Netanya’dan iki saatlik otobüs yolculuğunun ardından gözlerimiz yarı kapalı şekilde Teddy Stadyumu’na varabildik. Alana vardığımızda adeta bir renk cümbüşüyle karşılaştık. Öyle ki 72 ülkenin sporcularının bulunduğu bir alana gelmiştik. Bekleme alanına ilk girdiğimizde “Ne yapacağız?” sorusu aklımıza yerleşti. Daha sonra her ülke kendi bayrağının altında sıraya girdi ve asıl macera başladı. Bu kadar genç bir kitle tabii ki bir saat boyunca olduğu yerde bekleyemezdi. İlk önce İspanyolların kendi ülkelerine yaptığı tezahüratlara cevap vermek amacıyla, Türkiye diye bağırıp bütün alanda sesimizi yankılattık. Özellikle Türkiye’yi tanımayan ülkeler bize hayran oldular. Daha sonra ise diğer ülkelerle kaynaşmaya ve sohbet etmeye başladık. Birçoğumuzun ilk durağı hemen önümüzdeki tek kişilik Zimbabwe ekibi oldu. Zimbabwe hakkında bilgi aldıktan sonra her birimiz ayrı bir ülke bayrağının yanına gitti. Şahsımca en sıcak bulduğum ülkeler İspanya, Danimarka ve Brezilya’ydı. Ne yazık ki Litvanya ve Letonya’dan aynı sıcaklığı alamadım ve onları organizasyonun ‘en soğuk ilişkisi olan ülkeler listesi’nin başına ekledim.

 

 

Sohbetlerin ardından başlayan geçit töreninde önce ABD stadyuma giriş yaptı. Yaklaşık 1300 sporcuya sahip olduğundan tüm ekibin stadyuma girmesi yedi dakika kadar sürdü. ABD’den yaklaşık 10 dakika sonra sıra Zimbabwe ve ardından bize gelmişti. Stadyumun girişinde beklerken tribünlerden gelen sesler ve alkışların bizlere yaşattığı duyguyu tarif etmek imkansızdı. “Türkiye” anonsu yapıldığında “Dağ başını duman almış” şarkısıyla içeri girdik. Gururla Türk bayrağımızı taşıyarak 50 bin kişiyi selamladık. Genç bir kitle olduğumuzdan genç kızlara şapkamızı hediye etmeyi de ihmal etmedik tabii ki. Stadyum içindeki turumuzu tamamladıktan sonra yerimize geçip diğer ülkelerin geçişini izledik. O kadar farklı ülkeler vardı ki; aralarında bayrağını tanımadıklarımız bile vardı. Son olarak İsrail ekibi tribünleri selamlamak için stadyuma çıktı. İşte o an kimse şaşkınlığını gizleyemedi. Nitekim bütün İsrail takımının stadyumu selamlaması 15 dakika sürdü. Geçit töreninin ardından İsrail milli marşı Hatikva okunduktan sonra sahneye yaklaşık bin kişilik bir folklor ekibi çıktı. Bilindik folklor ezgileriyle tribünleri coşturan ekibin ardından, İsrail Başbakanı Binyamin Netanyahu tribünlere seslenerek bir konuşma yaptı. Netanyahu’nun konuşmasından sonra sahneye Carly Rose Sonenclar çıktı ve ‘Hallelujah’ şarkısını seslendirdi.

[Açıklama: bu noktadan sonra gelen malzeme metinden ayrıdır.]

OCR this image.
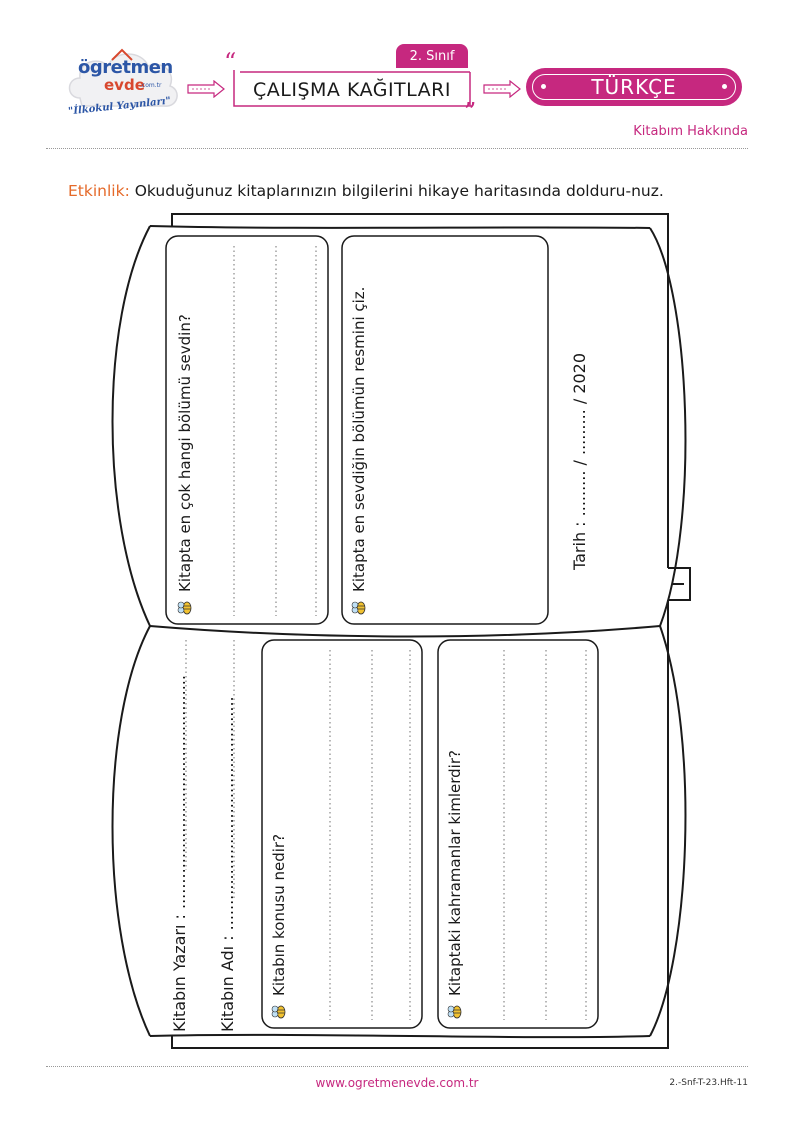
ögretmen
evde
.com.tr
"İlkokul Yayınları"
“
”
2. Sınıf
ÇALIŞMA KAĞITLARI	TÜRKÇE
Kitabım Hakkında
Etkinlik: Okuduğunuz kitaplarınızın bilgilerini hikaye haritasında dolduru-nuz.
Kitapta en çok hangi bölümü sevdin?	Kitapta en sevdiğin bölümün resmini çiz.	Tarih : ......... / ......... / 2020
Kitabın Yazarı : .............................................. Kitabın Adı : .............................................. Kitabın konusu nedir?	Kitaptaki kahramanlar kimlerdir?
www.ogretmenevde.com.tr	2.-Snf-T-23.Hft-11
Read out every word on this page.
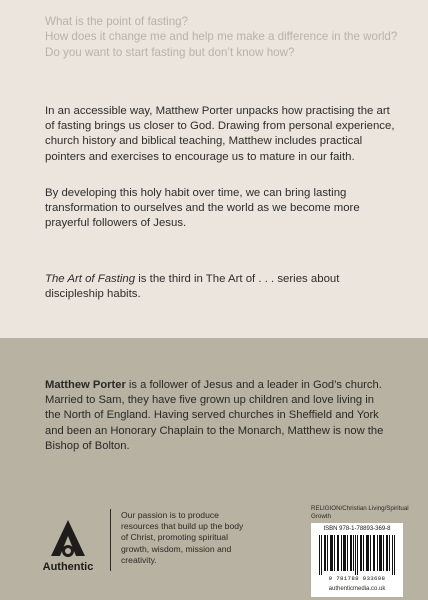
What is the point of fasting?

How does it change me and help me make a difference in the world?

Do you want to start fasting but don’t know how?

In an accessible way, Matthew Porter unpacks how practising the art of fasting brings us closer to God. Drawing from personal experience, church history and biblical teaching, Matthew includes practical pointers and exercises to encourage us to mature in our faith.

By developing this holy habit over time, we can bring lasting transformation to ourselves and the world as we become more prayerful followers of Jesus.

The Art of Fasting is the third in The Art of . . . series about discipleship habits.

Matthew Porter is a follower of Jesus and a leader in God’s church. Married to Sam, they have five grown up children and love living in the North of England. Having served churches in Sheffield and York and been an Honorary Chaplain to the Monarch, Matthew is now the Bishop of Bolton.

Authentic

Our passion is to produce resources that build up the body of Christ, promoting spiritual growth, wisdom, mission and creativity.

RELIGION/Christian Living/Spiritual Growth
ISBN 978-1-78893-369-8
9 781788 933698
authenticmedia.co.uk
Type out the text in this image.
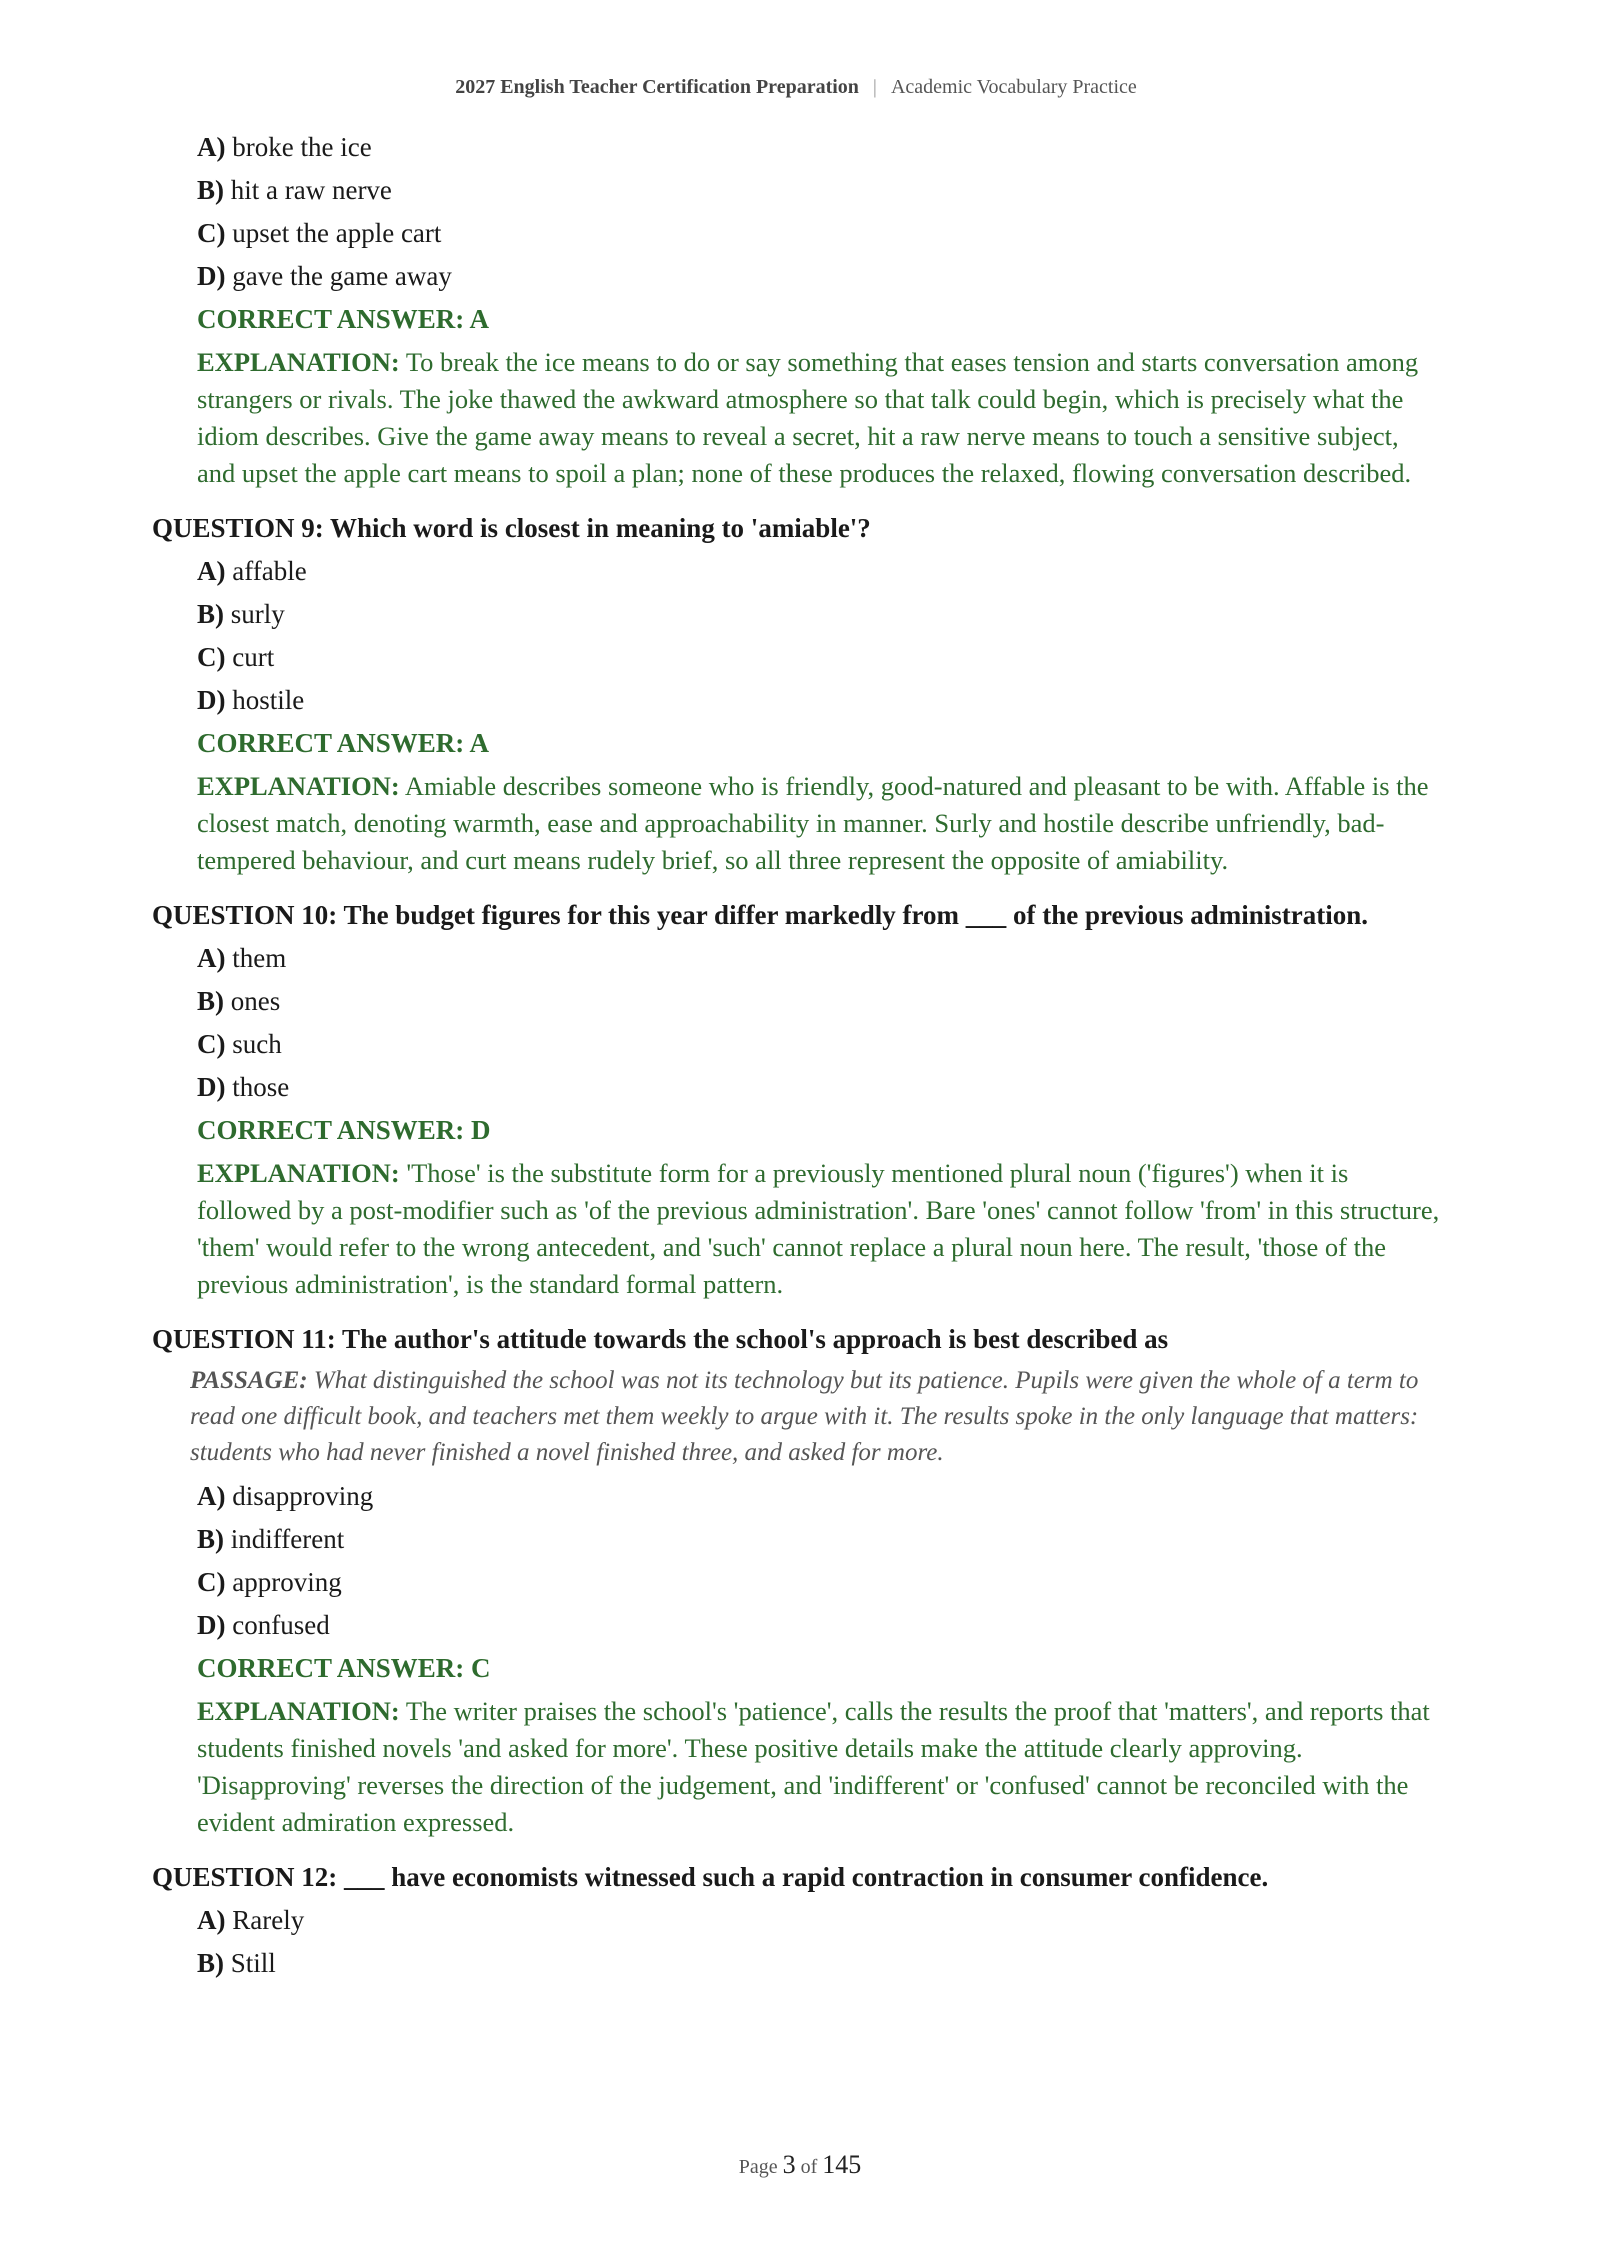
2027 English Teacher Certification Preparation | Academic Vocabulary Practice
A) broke the ice
B) hit a raw nerve
C) upset the apple cart
D) gave the game away
CORRECT ANSWER: A
EXPLANATION: To break the ice means to do or say something that eases tension and starts conversation among strangers or rivals. The joke thawed the awkward atmosphere so that talk could begin, which is precisely what the idiom describes. Give the game away means to reveal a secret, hit a raw nerve means to touch a sensitive subject, and upset the apple cart means to spoil a plan; none of these produces the relaxed, flowing conversation described.
QUESTION 9: Which word is closest in meaning to 'amiable'?
A) affable
B) surly
C) curt
D) hostile
CORRECT ANSWER: A
EXPLANATION: Amiable describes someone who is friendly, good-natured and pleasant to be with. Affable is the closest match, denoting warmth, ease and approachability in manner. Surly and hostile describe unfriendly, bad-tempered behaviour, and curt means rudely brief, so all three represent the opposite of amiability.
QUESTION 10: The budget figures for this year differ markedly from ___ of the previous administration.
A) them
B) ones
C) such
D) those
CORRECT ANSWER: D
EXPLANATION: 'Those' is the substitute form for a previously mentioned plural noun ('figures') when it is followed by a post-modifier such as 'of the previous administration'. Bare 'ones' cannot follow 'from' in this structure, 'them' would refer to the wrong antecedent, and 'such' cannot replace a plural noun here. The result, 'those of the previous administration', is the standard formal pattern.
QUESTION 11: The author's attitude towards the school's approach is best described as
PASSAGE: What distinguished the school was not its technology but its patience. Pupils were given the whole of a term to read one difficult book, and teachers met them weekly to argue with it. The results spoke in the only language that matters: students who had never finished a novel finished three, and asked for more.
A) disapproving
B) indifferent
C) approving
D) confused
CORRECT ANSWER: C
EXPLANATION: The writer praises the school's 'patience', calls the results the proof that 'matters', and reports that students finished novels 'and asked for more'. These positive details make the attitude clearly approving. 'Disapproving' reverses the direction of the judgement, and 'indifferent' or 'confused' cannot be reconciled with the evident admiration expressed.
QUESTION 12: ___ have economists witnessed such a rapid contraction in consumer confidence.
A) Rarely
B) Still
Page 3 of 145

Gösteriden sonra söz alan konuşmacıların İbranice konuşmaları ekiplerin biraz sıkılmasına neden olunca, ülkeler arasında müthiş bir pazarlık başladı. Sporcular diğer ülkenin şapkasına karşılık pantolonunu, gömleğini, tişörtünü teklif ediyordu. Karşısındaki kabul etmezse yalvarmalar yakarmalar başlıyordu. İşte böyle bir ortamda bizim genç ekibimiz müthiş bir pazarlık yolu çizmiş olacak ki, herkes yabancı bir şapka veya tişört ile günü tamamladı. En çok ABD ürünlerine talep vardı. Ancak ilginç bir şekilde bütün ABD kafilesi bizim şapkalarımıza talip olmuştu. Ben de biraz geç kaldığım için tişörte karşılık Almanya şapkası değiştirmek mecburiyetinde kaldım. Tekrar konuşmalara kulak verdik çünkü bu sefer eline mikrofonu alan İsrail Devlet Başkanı Şimon Peres’ti. Ardından ABD Başkanı Obama ve İngiltere Başbakanı David Cameron’un video mesajları yayınlandı. Bizi açılış törenine hayran bırakan görüntüler o an başladı. Birbiri ardına patlayan havai fişeklerle gökyüzü aydınlandı. İşte böyle bir açılış törenine tanıklık ettik hepimiz. Önce Türk bayrağı parladı Kudüs’te sonra da tüm şehir parladı…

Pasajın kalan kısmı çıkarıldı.